Benchmark suites include microbenchmarks, macrobenchmarks, and representative application traces drawn from projects such as Rails (web framework), Sinatra (software), Sidekiq, Resque, and libraries like Nokogiri and JSON (JavaScript Object Notation). Methodology emphasizes repeatability: pinned versions of interpreters and gems via RubyGems, fixed system images using Docker manifests, and statistical approaches that mirror techniques used by SPEC (computer benchmark), Phoronix Test Suite, and language-specific benchmarking efforts such as Benchmark.js for Node.js. Suites are organized to detect steady-state behavior, JIT warmup patterns in implementations like JRuby and TruffleRuby, and allocation/garbage-collection impacts in CRuby and alternative VMs. Results link back to commits in GitHub and to pull requests that triggered runs.

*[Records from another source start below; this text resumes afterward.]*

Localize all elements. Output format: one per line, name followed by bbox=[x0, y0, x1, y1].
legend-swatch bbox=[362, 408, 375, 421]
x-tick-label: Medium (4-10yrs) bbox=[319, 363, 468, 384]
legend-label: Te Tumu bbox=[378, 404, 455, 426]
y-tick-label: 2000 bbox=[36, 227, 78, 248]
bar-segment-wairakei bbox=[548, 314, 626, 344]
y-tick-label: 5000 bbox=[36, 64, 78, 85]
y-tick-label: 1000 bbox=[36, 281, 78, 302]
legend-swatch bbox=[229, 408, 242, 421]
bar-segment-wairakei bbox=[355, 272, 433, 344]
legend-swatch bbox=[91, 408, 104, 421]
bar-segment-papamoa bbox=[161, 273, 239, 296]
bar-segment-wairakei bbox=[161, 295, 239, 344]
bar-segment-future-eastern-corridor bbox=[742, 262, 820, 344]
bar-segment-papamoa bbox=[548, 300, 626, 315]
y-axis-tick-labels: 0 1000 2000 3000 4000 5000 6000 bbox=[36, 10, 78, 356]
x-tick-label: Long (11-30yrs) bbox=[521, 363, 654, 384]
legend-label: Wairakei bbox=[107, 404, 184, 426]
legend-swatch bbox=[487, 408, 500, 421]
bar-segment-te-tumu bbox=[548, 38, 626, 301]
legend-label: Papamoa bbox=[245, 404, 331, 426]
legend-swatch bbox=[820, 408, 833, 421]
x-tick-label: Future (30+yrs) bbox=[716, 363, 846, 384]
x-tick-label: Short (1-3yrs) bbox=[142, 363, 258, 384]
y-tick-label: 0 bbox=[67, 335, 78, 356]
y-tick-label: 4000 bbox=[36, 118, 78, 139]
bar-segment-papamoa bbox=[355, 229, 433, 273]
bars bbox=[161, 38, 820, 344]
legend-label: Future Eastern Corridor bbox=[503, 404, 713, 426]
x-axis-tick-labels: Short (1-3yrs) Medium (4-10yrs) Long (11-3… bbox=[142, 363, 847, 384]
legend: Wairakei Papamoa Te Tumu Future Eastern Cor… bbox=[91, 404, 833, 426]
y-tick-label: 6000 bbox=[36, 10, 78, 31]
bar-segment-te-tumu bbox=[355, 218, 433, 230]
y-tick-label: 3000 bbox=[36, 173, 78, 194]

Published results have guided optimizations and regressions fixes in CRuby core, influenced JIT improvements in JRuby and TruffleRuby (part of the GraalVM project), and informed maintainers of performance-sensitive libraries such as Rails (web framework), Sidekiq, Puma (web server), and Sequel (software). Time-series trends reveal long-term impacts of changes to garbage collectors, method-dispatch algorithms, and JIT strategies, with correlating discussion taking place on GitHub issues, Ruby core mailing lists, and conference talks at RubyConf and Eurucamp. Organizations including Shopify, GitHub, and Heroku have used benchmark artifacts from the platform to prioritize performance work and to justify infrastructure investments. Academic and industry researchers cite datasets from the platform when comparing virtual machine strategies with studies referencing OpenJDK, CPython, and V8 (JavaScript engine).

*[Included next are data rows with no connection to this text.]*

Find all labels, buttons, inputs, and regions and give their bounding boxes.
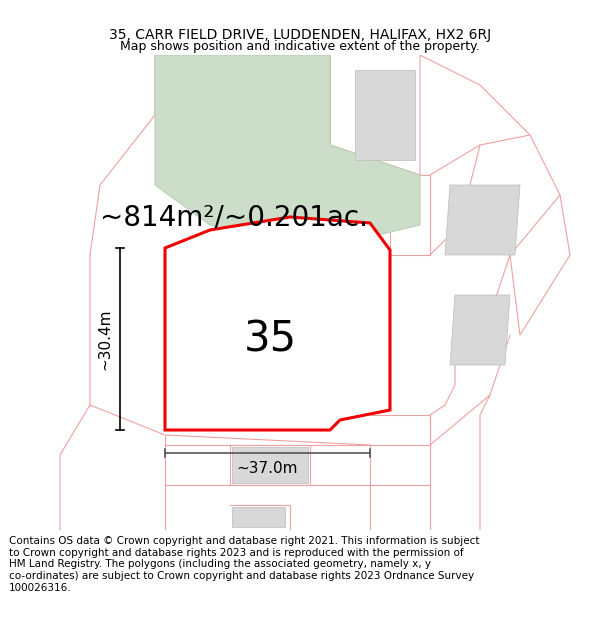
Polygon shape [355,70,415,160]
Text: Contains OS data © Crown copyright and database right 2021. This information is : Contains OS data © Crown copyright and d… [9,536,479,592]
Text: ~37.0m: ~37.0m [237,461,298,476]
Text: 35: 35 [244,319,296,361]
Polygon shape [245,310,355,400]
Text: ~30.4m: ~30.4m [97,308,112,370]
Polygon shape [232,507,285,527]
Polygon shape [232,447,308,483]
Polygon shape [165,217,390,430]
Text: Map shows position and indicative extent of the property.: Map shows position and indicative extent… [120,40,480,52]
Polygon shape [450,295,510,365]
Polygon shape [155,55,420,245]
Text: ~814m²/~0.201ac.: ~814m²/~0.201ac. [100,204,368,232]
Polygon shape [445,185,520,255]
Text: 35, CARR FIELD DRIVE, LUDDENDEN, HALIFAX, HX2 6RJ: 35, CARR FIELD DRIVE, LUDDENDEN, HALIFAX… [109,28,491,42]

Governance is community-driven, with contributors from interpreter teams, library maintainers, and corporate sponsors coordinating via GitHub repositories, issue trackers, and working groups. Stakeholders include individuals affiliated with Ruby (programming language), JRuby, TruffleRuby, and firms like Shopify, Engine Yard, Heroku, and GitHub. Roadmaps, benchmark additions, and infrastructure changes are discussed openly in repository issues and periodic meetings, with quality gates and contribution guidelines modeled after established projects such as CPython and OpenJDK. The project fosters collaboration between academic researchers and industry engineers and is often showcased at events including RubyConf, EuRuKo, and local meetups organized by user groups.